La place pour le débat s’est toutefois considérablement réduite avec la découverte qu’un cryptochrome purifié à partir du génome du rouge-gorge familier (Erithacus rubecula) – un animal qui migre occasionnellement des climats glacials de la Russie vers des habitats plus chauds de l’ouest et du sud de l’Europe – présente le même comportement quantique induit magnétiquement.

Les chercheurs ont comparé le cryptochrome du merle à un complexe protéique similaire copié sur des poules (Gallus gallus), un oiseau qui n’est pas connu pour effectuer des voyages plus ardus que la traversée d’une route occasionnelle.

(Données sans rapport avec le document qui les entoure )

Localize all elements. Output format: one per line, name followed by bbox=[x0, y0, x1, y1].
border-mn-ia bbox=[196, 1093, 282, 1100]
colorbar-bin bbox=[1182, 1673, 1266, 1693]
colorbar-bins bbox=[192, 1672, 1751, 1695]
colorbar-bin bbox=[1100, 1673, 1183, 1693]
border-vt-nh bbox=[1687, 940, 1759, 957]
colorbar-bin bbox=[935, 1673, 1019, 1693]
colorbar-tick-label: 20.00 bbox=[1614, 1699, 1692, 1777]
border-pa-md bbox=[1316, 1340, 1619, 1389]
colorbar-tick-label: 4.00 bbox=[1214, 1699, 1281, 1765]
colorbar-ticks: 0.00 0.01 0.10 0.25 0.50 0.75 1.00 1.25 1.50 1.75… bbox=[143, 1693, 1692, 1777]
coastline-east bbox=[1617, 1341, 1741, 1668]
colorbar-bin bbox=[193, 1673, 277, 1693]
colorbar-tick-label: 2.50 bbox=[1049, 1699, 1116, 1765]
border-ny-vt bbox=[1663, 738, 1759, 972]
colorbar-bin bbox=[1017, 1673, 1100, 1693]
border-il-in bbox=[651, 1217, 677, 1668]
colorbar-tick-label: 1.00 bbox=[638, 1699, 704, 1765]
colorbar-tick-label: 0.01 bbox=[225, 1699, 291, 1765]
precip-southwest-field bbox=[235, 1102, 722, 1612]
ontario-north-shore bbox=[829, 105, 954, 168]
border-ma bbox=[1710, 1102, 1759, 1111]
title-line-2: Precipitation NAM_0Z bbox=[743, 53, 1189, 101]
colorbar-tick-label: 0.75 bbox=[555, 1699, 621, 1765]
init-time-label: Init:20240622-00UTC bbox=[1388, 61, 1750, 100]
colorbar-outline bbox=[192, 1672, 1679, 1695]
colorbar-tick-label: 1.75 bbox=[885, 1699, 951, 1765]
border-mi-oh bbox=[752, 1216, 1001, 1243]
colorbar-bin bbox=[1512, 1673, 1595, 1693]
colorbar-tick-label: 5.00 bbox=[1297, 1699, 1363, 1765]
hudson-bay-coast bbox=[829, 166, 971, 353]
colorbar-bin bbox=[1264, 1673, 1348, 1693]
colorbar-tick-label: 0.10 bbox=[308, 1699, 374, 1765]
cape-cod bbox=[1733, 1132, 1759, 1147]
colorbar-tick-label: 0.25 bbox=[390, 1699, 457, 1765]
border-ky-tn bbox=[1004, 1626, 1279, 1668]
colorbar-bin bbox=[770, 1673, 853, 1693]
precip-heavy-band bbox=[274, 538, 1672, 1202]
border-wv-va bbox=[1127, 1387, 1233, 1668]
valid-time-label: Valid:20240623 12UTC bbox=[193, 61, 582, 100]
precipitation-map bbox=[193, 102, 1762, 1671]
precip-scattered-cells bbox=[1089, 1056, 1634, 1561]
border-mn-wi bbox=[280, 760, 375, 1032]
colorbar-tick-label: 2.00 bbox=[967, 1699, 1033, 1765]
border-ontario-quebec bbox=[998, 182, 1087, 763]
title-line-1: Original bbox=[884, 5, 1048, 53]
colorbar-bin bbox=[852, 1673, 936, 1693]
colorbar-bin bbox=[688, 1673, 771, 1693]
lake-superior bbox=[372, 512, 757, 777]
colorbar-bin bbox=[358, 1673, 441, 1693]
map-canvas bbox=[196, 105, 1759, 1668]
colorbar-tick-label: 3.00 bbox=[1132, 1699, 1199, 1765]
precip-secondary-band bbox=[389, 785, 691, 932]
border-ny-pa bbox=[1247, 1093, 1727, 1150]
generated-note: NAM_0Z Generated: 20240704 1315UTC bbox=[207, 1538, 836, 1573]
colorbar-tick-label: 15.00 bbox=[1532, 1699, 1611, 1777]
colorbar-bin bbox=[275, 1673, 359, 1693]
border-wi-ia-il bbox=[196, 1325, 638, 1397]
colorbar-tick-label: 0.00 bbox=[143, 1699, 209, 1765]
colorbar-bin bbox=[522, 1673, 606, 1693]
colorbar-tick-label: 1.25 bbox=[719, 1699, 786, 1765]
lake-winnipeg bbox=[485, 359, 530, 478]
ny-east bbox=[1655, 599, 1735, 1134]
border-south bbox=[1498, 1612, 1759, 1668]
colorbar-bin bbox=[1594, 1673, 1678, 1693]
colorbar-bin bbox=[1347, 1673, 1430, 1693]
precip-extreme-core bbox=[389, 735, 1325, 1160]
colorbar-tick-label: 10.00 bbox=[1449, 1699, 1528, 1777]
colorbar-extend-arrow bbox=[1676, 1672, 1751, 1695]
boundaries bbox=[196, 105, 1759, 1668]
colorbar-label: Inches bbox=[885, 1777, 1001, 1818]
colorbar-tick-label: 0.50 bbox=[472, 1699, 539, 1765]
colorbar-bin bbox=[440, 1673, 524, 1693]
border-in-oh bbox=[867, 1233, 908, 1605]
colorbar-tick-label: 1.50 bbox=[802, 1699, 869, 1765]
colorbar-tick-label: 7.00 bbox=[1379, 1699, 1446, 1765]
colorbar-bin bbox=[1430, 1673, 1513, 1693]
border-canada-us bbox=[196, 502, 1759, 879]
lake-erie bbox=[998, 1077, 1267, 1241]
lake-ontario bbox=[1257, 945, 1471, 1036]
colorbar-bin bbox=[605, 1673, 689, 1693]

En outre, les chercheurs ont analysé les cryptochromes de pigeons communs (Columba livia). Bien qu’ils soient connus pour retrouver le chemin de leur maison sur de longues distances, les pigeons ne sont pas techniquement migrateurs, ce qui a conduit l’équipe à supposer que leur propre cryptochrome n’a peut-être pas évolué sous les mêmes pressions que celui du merle.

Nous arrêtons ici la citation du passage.